# Dating texts about the discovery of America by Vikings

### Context 


The discovery of America by Norse people is now a fact. Archeological evidences show the presence of Vikings at *L’Anse aux Meadows* in the current Canada. (https://www.erudit.org/en/journals/nflds/2003-v19-n1-nflds_19_1/nflds19_1art02/)

[A Nature article: Evidence for European presence in the Americas in ad 1021](https://rdcu.be/cCdv8) (https://doi.org/10.1038/s41586-021-03972-8 or https://www.nature.com/articles/s41586-021-03972-8)



In [1]:
import cltk

In [2]:
print(cltk.__version__)

cltk 1.0.21


## Text retrieval

First, we need to retrieve the texts we want to analyse.

In [3]:
import codecs

def load_file(filename):
    with codecs.open(filename, encoding="utf-8") as f:
        
        return f.read()
    
def load_clean_text(filename):
    text = load_file(filename)
    text = text.replace('"', "")
    text = text.replace("-", " ")
    text = text.lower()
    return text

ESR = load_clean_text("eiriks_saga_rauda.txt")

    
GS = load_clean_text("grænlendiga_saga.txt")

In [4]:
print(f"{ESR[:500]}\n\n===================\n\n{GS[:500]}")

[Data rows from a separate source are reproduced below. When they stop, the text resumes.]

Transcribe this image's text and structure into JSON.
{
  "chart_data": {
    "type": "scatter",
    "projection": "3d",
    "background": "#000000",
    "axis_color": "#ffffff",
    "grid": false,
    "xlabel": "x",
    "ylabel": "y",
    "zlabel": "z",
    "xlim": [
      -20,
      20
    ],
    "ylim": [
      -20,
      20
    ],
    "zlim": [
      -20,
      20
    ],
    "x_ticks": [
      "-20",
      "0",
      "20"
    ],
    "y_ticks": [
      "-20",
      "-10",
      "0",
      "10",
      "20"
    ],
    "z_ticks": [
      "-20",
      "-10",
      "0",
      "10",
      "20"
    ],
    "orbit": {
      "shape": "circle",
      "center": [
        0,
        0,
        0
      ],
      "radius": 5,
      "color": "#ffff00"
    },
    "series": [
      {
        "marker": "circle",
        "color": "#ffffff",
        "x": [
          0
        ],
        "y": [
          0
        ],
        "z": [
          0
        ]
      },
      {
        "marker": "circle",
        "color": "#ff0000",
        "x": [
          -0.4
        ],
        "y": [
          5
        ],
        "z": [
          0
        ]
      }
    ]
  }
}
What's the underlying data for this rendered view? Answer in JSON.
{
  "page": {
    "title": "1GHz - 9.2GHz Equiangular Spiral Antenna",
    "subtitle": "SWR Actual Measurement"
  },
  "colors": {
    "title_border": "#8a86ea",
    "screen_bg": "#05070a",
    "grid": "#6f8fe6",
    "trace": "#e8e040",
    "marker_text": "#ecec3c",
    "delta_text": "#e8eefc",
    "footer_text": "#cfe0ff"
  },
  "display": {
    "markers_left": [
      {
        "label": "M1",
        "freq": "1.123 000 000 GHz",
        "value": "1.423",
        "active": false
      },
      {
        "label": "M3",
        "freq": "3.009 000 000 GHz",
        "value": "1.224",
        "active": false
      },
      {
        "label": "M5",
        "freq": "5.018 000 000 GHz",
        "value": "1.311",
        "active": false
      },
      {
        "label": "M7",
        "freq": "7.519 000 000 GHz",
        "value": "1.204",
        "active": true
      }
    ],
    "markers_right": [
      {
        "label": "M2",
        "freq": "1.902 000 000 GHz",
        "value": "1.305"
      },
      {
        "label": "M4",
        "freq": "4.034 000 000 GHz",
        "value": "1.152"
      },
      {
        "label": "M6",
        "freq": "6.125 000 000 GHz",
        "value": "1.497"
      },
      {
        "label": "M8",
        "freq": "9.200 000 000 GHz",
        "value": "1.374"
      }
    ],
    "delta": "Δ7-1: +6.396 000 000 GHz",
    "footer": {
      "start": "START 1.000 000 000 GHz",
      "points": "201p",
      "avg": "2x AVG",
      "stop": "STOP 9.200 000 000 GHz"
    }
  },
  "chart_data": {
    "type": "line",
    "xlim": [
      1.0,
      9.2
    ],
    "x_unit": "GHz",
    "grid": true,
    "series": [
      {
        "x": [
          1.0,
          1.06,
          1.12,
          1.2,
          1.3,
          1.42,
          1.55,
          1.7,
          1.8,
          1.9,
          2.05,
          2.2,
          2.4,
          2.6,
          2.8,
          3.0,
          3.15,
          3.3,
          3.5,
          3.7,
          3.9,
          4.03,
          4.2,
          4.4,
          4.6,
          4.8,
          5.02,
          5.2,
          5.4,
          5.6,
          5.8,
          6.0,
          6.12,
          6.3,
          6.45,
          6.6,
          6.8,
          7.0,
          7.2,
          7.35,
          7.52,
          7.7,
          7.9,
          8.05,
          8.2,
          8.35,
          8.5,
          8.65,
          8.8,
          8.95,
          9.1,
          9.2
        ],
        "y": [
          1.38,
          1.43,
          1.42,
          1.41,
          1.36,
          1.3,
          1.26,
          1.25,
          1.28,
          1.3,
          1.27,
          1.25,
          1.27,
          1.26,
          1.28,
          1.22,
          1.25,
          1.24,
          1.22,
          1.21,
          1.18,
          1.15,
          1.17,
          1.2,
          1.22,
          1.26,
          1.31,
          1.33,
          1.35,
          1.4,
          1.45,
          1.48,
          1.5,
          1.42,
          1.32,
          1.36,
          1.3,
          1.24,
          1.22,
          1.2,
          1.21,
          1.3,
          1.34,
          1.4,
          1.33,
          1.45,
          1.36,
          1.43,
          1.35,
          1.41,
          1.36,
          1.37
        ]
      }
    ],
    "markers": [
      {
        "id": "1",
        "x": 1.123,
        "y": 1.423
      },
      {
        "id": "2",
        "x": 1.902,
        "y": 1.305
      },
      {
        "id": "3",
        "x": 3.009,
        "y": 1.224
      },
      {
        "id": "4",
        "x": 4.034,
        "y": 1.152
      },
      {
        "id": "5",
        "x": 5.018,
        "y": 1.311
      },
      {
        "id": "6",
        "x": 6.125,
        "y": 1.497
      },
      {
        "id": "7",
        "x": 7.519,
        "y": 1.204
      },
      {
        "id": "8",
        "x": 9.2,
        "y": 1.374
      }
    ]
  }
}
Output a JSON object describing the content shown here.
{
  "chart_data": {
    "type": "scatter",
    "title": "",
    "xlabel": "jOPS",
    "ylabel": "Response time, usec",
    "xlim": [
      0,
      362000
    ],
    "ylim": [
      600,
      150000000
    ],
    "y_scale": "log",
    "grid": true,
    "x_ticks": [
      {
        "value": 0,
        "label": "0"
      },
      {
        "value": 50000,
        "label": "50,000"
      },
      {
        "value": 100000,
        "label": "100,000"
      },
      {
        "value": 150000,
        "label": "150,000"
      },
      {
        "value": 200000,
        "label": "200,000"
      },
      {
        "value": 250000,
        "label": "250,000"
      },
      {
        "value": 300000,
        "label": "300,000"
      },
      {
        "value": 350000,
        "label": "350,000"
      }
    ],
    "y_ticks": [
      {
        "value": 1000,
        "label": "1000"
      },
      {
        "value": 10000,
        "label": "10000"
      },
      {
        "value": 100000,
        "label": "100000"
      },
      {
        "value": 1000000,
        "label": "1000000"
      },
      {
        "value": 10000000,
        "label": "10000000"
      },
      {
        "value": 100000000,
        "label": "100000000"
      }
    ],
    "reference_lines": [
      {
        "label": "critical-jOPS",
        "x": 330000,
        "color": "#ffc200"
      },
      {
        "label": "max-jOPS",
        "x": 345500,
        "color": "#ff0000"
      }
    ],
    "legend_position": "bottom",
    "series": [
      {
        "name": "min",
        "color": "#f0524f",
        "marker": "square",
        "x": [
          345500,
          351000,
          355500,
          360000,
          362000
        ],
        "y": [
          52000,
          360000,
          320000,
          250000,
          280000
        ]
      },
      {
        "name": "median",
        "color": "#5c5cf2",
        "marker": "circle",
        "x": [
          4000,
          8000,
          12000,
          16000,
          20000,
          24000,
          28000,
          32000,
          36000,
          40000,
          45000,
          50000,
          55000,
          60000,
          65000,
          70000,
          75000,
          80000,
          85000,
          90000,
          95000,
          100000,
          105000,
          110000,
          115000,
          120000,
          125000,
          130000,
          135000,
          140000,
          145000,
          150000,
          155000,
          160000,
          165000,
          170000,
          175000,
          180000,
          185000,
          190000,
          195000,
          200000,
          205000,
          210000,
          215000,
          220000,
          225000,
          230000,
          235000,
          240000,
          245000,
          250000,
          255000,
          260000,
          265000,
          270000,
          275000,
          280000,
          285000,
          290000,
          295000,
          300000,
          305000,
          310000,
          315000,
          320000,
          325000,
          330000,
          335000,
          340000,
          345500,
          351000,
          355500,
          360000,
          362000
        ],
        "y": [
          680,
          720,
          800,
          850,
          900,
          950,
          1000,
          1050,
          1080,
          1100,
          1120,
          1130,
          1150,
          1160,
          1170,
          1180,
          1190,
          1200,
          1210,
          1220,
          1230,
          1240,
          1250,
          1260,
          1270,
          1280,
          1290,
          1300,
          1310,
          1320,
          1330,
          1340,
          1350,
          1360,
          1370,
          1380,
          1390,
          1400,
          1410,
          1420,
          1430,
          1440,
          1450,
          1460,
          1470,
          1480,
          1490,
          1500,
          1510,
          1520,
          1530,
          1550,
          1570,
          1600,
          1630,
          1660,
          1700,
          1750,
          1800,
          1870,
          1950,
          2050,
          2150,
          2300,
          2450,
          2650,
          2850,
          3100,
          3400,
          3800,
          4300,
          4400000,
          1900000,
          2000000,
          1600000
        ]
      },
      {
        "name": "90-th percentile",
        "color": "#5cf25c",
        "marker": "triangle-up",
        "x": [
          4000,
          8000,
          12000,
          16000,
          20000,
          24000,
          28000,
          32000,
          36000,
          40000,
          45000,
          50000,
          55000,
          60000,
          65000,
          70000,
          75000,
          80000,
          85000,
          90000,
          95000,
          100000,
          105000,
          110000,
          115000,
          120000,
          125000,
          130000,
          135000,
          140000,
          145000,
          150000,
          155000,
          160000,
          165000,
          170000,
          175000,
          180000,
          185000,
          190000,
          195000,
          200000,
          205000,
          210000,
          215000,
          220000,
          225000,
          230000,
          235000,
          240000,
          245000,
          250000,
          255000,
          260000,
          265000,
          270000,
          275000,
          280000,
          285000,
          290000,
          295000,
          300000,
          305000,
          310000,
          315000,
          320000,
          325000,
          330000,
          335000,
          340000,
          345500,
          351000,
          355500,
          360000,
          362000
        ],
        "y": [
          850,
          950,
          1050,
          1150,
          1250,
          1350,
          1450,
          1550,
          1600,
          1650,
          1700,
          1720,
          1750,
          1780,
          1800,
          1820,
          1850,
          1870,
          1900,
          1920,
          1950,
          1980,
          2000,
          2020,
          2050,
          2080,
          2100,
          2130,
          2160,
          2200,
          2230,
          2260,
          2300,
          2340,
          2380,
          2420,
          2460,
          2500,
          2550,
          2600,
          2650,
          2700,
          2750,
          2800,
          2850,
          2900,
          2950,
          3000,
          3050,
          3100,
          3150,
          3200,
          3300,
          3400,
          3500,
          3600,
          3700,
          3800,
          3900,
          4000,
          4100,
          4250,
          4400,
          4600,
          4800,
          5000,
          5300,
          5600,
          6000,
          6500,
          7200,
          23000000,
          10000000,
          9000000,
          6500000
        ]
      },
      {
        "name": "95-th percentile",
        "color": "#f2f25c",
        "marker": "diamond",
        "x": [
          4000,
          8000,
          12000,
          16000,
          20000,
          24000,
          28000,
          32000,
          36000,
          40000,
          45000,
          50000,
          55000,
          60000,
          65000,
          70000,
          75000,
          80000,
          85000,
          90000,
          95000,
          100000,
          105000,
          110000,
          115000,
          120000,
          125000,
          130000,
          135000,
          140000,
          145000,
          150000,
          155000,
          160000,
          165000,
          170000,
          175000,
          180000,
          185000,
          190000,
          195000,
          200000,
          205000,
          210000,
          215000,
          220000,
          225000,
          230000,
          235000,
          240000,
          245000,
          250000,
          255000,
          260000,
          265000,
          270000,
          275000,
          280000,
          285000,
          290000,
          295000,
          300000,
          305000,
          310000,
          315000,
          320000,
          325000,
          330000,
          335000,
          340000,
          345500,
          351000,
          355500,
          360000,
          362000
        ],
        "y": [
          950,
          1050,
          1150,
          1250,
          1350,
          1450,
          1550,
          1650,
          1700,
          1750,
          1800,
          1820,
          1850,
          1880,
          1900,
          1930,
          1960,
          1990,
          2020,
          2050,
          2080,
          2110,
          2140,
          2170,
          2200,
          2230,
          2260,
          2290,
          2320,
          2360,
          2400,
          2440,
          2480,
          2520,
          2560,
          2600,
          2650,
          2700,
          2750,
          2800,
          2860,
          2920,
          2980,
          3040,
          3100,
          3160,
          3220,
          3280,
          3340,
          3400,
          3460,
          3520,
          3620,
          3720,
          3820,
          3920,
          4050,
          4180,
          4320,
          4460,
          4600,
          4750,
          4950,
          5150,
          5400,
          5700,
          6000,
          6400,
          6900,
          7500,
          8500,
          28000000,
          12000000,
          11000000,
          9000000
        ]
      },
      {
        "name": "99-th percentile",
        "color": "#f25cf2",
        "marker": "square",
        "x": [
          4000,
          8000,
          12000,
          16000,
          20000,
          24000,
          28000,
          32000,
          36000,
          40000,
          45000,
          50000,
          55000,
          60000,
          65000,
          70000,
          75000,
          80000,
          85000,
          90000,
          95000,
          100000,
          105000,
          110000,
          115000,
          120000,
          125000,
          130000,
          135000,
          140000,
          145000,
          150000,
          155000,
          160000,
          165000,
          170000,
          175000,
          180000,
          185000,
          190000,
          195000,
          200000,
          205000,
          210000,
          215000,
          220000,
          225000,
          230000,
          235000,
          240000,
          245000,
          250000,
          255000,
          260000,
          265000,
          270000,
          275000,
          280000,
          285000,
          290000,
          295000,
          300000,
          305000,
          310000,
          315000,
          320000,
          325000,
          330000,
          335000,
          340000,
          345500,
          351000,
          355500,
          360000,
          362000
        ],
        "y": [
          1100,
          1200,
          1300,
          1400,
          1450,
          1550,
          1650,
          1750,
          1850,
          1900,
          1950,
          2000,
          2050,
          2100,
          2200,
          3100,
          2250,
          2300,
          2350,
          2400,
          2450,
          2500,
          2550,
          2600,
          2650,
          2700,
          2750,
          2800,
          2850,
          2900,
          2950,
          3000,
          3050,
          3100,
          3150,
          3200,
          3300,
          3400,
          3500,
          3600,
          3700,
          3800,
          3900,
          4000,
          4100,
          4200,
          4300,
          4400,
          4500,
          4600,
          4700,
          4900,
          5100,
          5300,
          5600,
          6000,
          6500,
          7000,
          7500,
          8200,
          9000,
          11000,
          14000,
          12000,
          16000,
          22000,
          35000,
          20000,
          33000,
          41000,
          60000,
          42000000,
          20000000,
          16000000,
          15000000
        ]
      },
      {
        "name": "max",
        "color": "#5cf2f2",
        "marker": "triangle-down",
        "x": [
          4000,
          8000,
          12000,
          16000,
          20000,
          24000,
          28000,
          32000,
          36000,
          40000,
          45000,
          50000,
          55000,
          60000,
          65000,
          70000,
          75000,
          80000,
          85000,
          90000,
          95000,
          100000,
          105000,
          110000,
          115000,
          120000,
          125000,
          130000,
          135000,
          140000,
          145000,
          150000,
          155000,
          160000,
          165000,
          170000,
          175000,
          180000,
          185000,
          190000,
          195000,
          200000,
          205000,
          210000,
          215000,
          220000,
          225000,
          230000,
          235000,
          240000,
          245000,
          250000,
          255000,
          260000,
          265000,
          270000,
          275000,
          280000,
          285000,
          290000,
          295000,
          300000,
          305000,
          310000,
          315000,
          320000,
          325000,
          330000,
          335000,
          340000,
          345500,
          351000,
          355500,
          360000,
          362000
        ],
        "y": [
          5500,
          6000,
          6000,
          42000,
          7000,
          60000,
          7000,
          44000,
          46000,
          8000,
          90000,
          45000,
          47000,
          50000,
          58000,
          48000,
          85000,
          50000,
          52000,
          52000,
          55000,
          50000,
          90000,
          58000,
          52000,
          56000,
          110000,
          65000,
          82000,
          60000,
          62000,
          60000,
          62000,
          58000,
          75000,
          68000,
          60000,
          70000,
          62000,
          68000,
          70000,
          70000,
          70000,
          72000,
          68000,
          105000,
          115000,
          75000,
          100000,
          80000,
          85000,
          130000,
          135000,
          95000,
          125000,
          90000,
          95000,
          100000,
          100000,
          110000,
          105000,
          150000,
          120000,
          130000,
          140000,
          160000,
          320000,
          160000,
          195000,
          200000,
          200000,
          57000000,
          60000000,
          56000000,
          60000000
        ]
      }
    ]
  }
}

1. frá auði djúpúðgu ok vífli.

óláfr hét herkonungr, er kallaðr var óláfr hvíti. hann var sonr ingjalds konungs helgasonar, óláfssonar, guðröðarsonar, hálfdanarsonar hvítbeins upplendingakonungs.
óláfr herjaði í vestrvíking ok vann dyflinni á írlandi ok dyflinnarskíri. þar gerðist hann konungr yfir. hann fekk auðar djúpúðgu, dóttur ketils flatnefs, bjarnarsonar bunu, ágæts manns ór nóregi. þorsteinn rauðr hét sonr þeira.
óláfr fell á írlandi í orrostu, en auðr ok þorsteinn fóru þá í suðreyjar.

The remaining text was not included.